Within the scope of the law, and in order to also enable small businesses to obtain loans being offered via P2P lending platforms, the Securities Law was also be amended so that companies can seek and obtain a loan of up to NIS 1 million through P2P platforms, provided they are not deemed reporting corporations.
Besides its brokerage activities, the amendment clarifies that a platform licensee constitutes an operating entity that must perform particular actions vis-à-vis borrowers and for the lenders in the system, such as debt collection. With the objectives of ensuring proper management and protection of the lenders' funds being transferred, the amendment clarifies that a licensee will be required to manage a trust account for the funds of lenders and borrowers being transferred to it. A platform licensee will be allowed to charge commissions from both lenders and borrowers for the service it is providing, out of the funds being managed in the trust account.
The Supervisor is authorized to issue various instructions to platforms relating to their ability to offer loans (subject to the receipt of a credit service provider license by virtue of the law), inter alia, considering the potential conflict of interests that might arise between the licensee and the lenders. The Supervisor is also authorized to prescribe rules in relation to various operational concerns.
Licensees are expected to be subject to an anti-money laundering regime. The relevant order is anticipated to be promulgated in the near future.
During discussions of the law, a memorandum of understanding (MOU) was signed between the Supervisor of Financial Services and the Supervisor of Banks, the purpose of which is to ensure the banks do not undermine the platforms' activities and, by doing so, basically thwart potential competition. The MOU includes provisions regarding the opening of bank accounts for the platforms and regarding the management of these accounts.
With the objective of providing optimal environmental conditions for growth to P2P lending platforms, the banks and the credit companies owned by them are prohibited from entering the P2P lending segment for three years after the inception date of the law.

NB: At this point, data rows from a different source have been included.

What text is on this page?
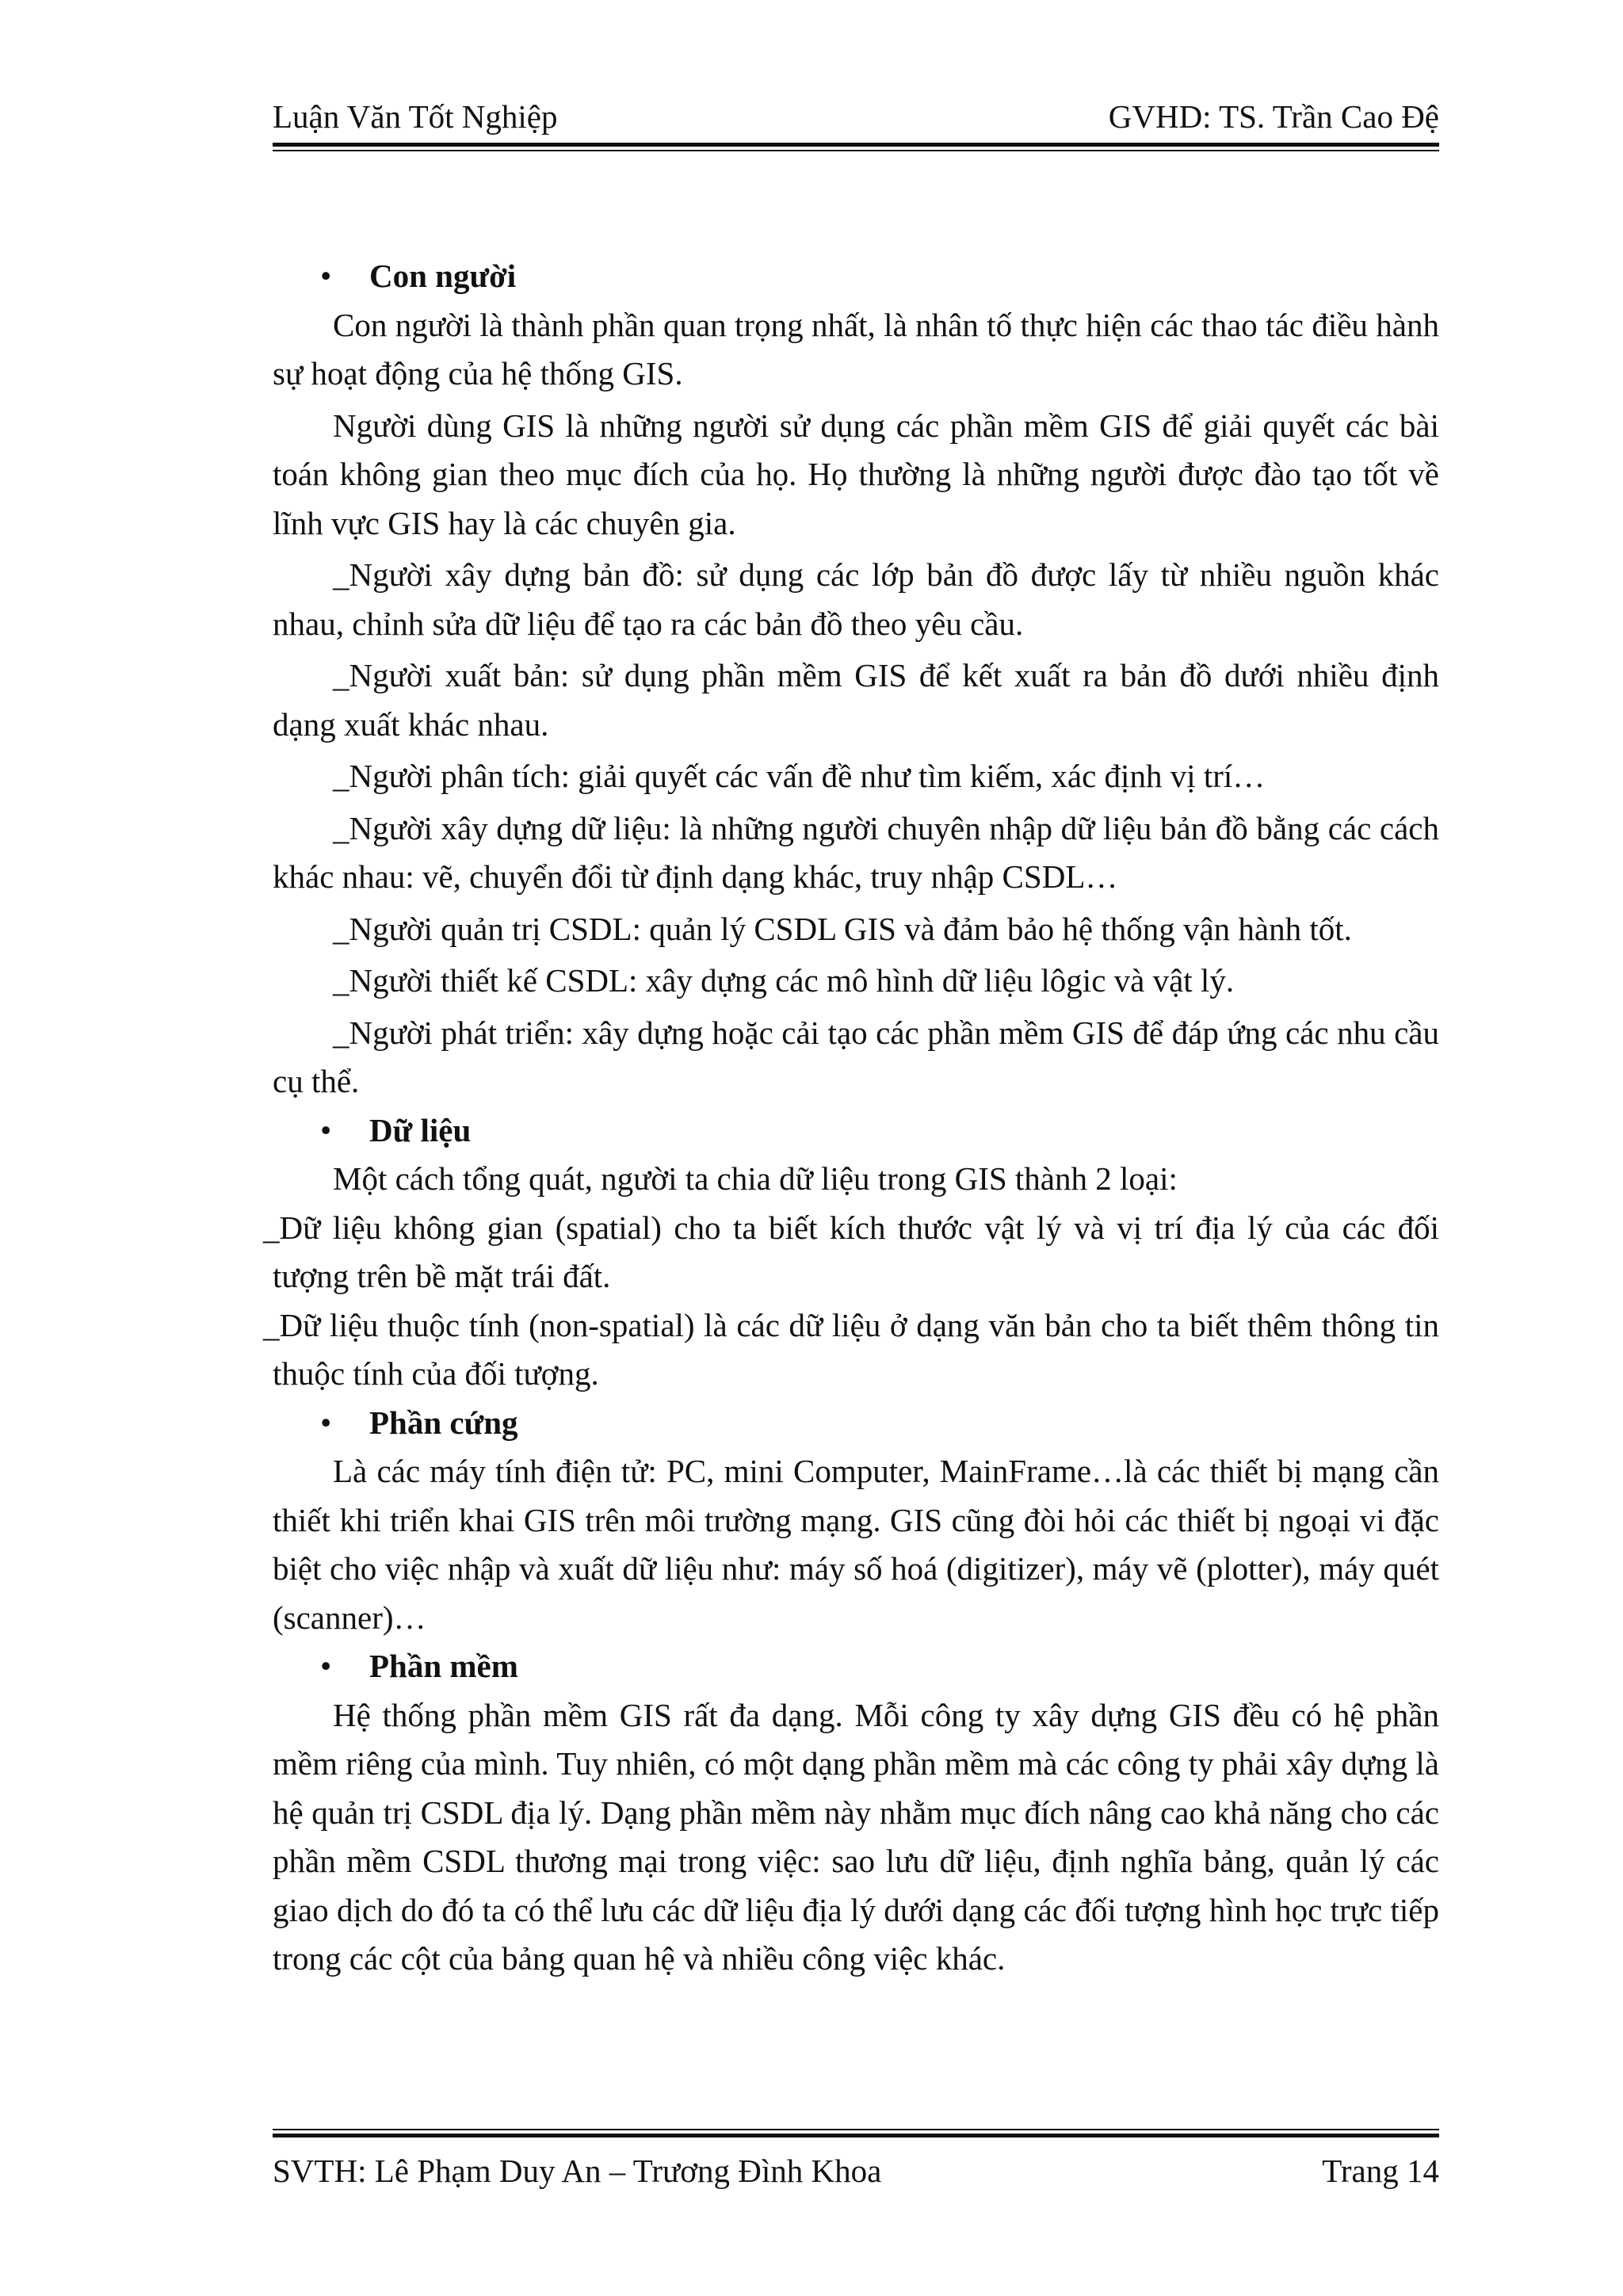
Luận Văn Tốt Nghiệp	GVHD: TS. Trần Cao Đệ
• Con người

Con người là thành phần quan trọng nhất, là nhân tố thực hiện các thao tác điều hành sự hoạt động của hệ thống GIS.

Người dùng GIS là những người sử dụng các phần mềm GIS để giải quyết các bài toán không gian theo mục đích của họ. Họ thường là những người được đào tạo tốt về lĩnh vực GIS hay là các chuyên gia.

_Người xây dựng bản đồ: sử dụng các lớp bản đồ được lấy từ nhiều nguồn khác nhau, chỉnh sửa dữ liệu để tạo ra các bản đồ theo yêu cầu.

_Người xuất bản: sử dụng phần mềm GIS để kết xuất ra bản đồ dưới nhiều định dạng xuất khác nhau.

_Người phân tích: giải quyết các vấn đề như tìm kiếm, xác định vị trí…

_Người xây dựng dữ liệu: là những người chuyên nhập dữ liệu bản đồ bằng các cách khác nhau: vẽ, chuyển đổi từ định dạng khác, truy nhập CSDL…

_Người quản trị CSDL: quản lý CSDL GIS và đảm bảo hệ thống vận hành tốt.

_Người thiết kế CSDL: xây dựng các mô hình dữ liệu lôgic và vật lý.

_Người phát triển: xây dựng hoặc cải tạo các phần mềm GIS để đáp ứng các nhu cầu cụ thể.

• Dữ liệu

Một cách tổng quát, người ta chia dữ liệu trong GIS thành 2 loại:

_Dữ liệu không gian (spatial) cho ta biết kích thước vật lý và vị trí địa lý của các đối tượng trên bề mặt trái đất.

_Dữ liệu thuộc tính (non-spatial) là các dữ liệu ở dạng văn bản cho ta biết thêm thông tin thuộc tính của đối tượng.

• Phần cứng

Là các máy tính điện tử: PC, mini Computer, MainFrame…là các thiết bị mạng cần thiết khi triển khai GIS trên môi trường mạng. GIS cũng đòi hỏi các thiết bị ngoại vi đặc biệt cho việc nhập và xuất dữ liệu như: máy số hoá (digitizer), máy vẽ (plotter), máy quét (scanner)…

• Phần mềm

Hệ thống phần mềm GIS rất đa dạng. Mỗi công ty xây dựng GIS đều có hệ phần mềm riêng của mình. Tuy nhiên, có một dạng phần mềm mà các công ty phải xây dựng là hệ quản trị CSDL địa lý. Dạng phần mềm này nhằm mục đích nâng cao khả năng cho các phần mềm CSDL thương mại trong việc: sao lưu dữ liệu, định nghĩa bảng, quản lý các giao dịch do đó ta có thể lưu các dữ liệu địa lý dưới dạng các đối tượng hình học trực tiếp trong các cột của bảng quan hệ và nhiều công việc khác.

SVTH: Lê Phạm Duy An – Trương Đình Khoa	Trang 14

To enable both the Supervisor and the platform operators to prepare themselves for compliance with the provisions of the law, the licensing obligation will come into effect on February 1, 2018. Platform operators currently operating, and who submit the requisite documents to obtain a license by the inception date, to the Supervisor's satisfaction, will be able to continue operating even before the license is issued—while their license application is still pending.